Esta falta de consciência de um elo comum – que se chama passado – é preocupante para os que olham para o futuro. Em reganharmos a certeza de sermos um estará o sucesso da nossa sobrevivência – a linha que nos separa da visão apocalíptica de von Trier. A louvada paz que tem sido abençoada como um dos maiores dons da União é uma consequência directa da percepção de que “muito mais é o que nos une que aquilo que nos separa”, para citar Carlos Tê. Entendamo-nos: a união política e económica é somente um reflexo dessoutra unidade mais profunda de um conjunto de países que, porque partiram do mesmo ponto, querem agora chegar à mesma meta. Se a Europa está estagnada enquanto projecto é por as suas populações não entenderem esta verdade: só assim se explica as águas de bacalhau da Constituição Europeia.

Veja-se o português: este continua a olhar a UE como nascente de dinheiro (ou exílio oportuno), escapando-lhe o seu desígnio maior, como bem se percebe da recepção de Bolonha. Independentemente da atribulada aplicação do documento nas universidades (essa criticável), Bolonha, em si, pode vir a tornar-se, aliada ao programa Erasmus, no «Euro» dos universitários.

(E eu que começo a pensar que só uma Bolonha no Básico poderá salvar a educação nacional!)

Bolonha é mais um instrumento na construção da consciência europeia, que, dizíamos, é importante cimentar nos espíritos, especialmente agora, com a futura entrada, eternamente retardada, da Turquia, estranha ponte entre Ocidente e Islão, no espaço europeu. O desafio já nos é posto com o problema da integração das comunidades árabes – vivamente discutido aquando do atentado em Londres. Parte do falhanço na sua integração prende-se directamente com a grosseira ausência de um sentido de identidade europeia que os anos já deviam ter sedimentado. Quem desconhece a sua própria cultura não pode levar outros a adoptá-la. E a cultura europeia é mais do que uma mera repetição dos valores ocidentais. Se a identidade americana resulta duma mistura de culturas, a nossa resulta de uma profusão de culturas a partir de um mesmo tronco. Esta mesma derivação é, espante-se!, paradoxalmente, a nossa unidade. Angela Merkel, ao assumir este mês a presidência rotativa da UE, chamou a isto tolerância.

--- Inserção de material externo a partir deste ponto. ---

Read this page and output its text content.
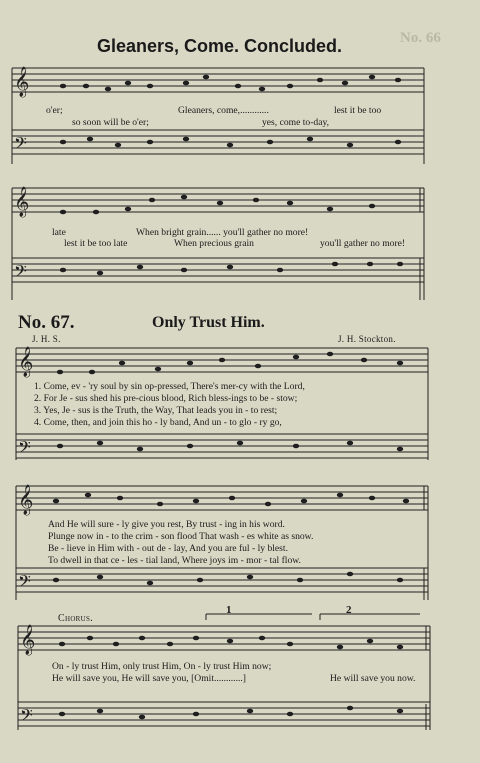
No. 66
Gleaners, Come. Concluded.
𝄞
𝄢
𝄞
𝄢
𝄞
𝄢
𝄞
𝄢
𝄞
𝄢
o'er;	Gleaners, come,............	lest it be too
so soon will be o'er;	yes, come to-day,
late	When bright grain...... you'll gather no more!
lest it be too late	When precious grain	you'll gather no more!
No. 67.	Only Trust Him.
J. H. S.	J. H. Stockton.
1. Come, ev - 'ry soul by sin op-pressed, There's mer-cy with the Lord,
2. For Je - sus shed his pre-cious blood, Rich bless-ings to be - stow;
3. Yes, Je - sus is the Truth, the Way, That leads you in - to rest;
4. Come, then, and join this ho - ly band, And un - to glo - ry go,
And He will sure - ly give you rest, By trust - ing in his word.
Plunge now in - to the crim - son flood That wash - es white as snow.
Be - lieve in Him with - out de - lay, And you are ful - ly blest.
To dwell in that ce - les - tial land, Where joys im - mor - tal flow.
Chorus.
1	2
On - ly trust Him, only trust Him, On - ly trust Him now;
He will save you, He will save you, [Omit............]	He will save you now.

É que a Europa não é um monólito, mas uma árvore. Porém, tolerância, repito, não significa ignorância: pelo contrário, ela incentiva a um maior conhecimento da cultura própria e alheia, pois só assim se gera respeito mútuo. A Europa é uma ideia, e isso é fraqueza e força: fraqueza, porque não subsiste per se, antes depende das mãos e dos lábios que a façam viva; força, porque, imaterial que é enquanto ideia, nada a pode destruir – e ela persistirá!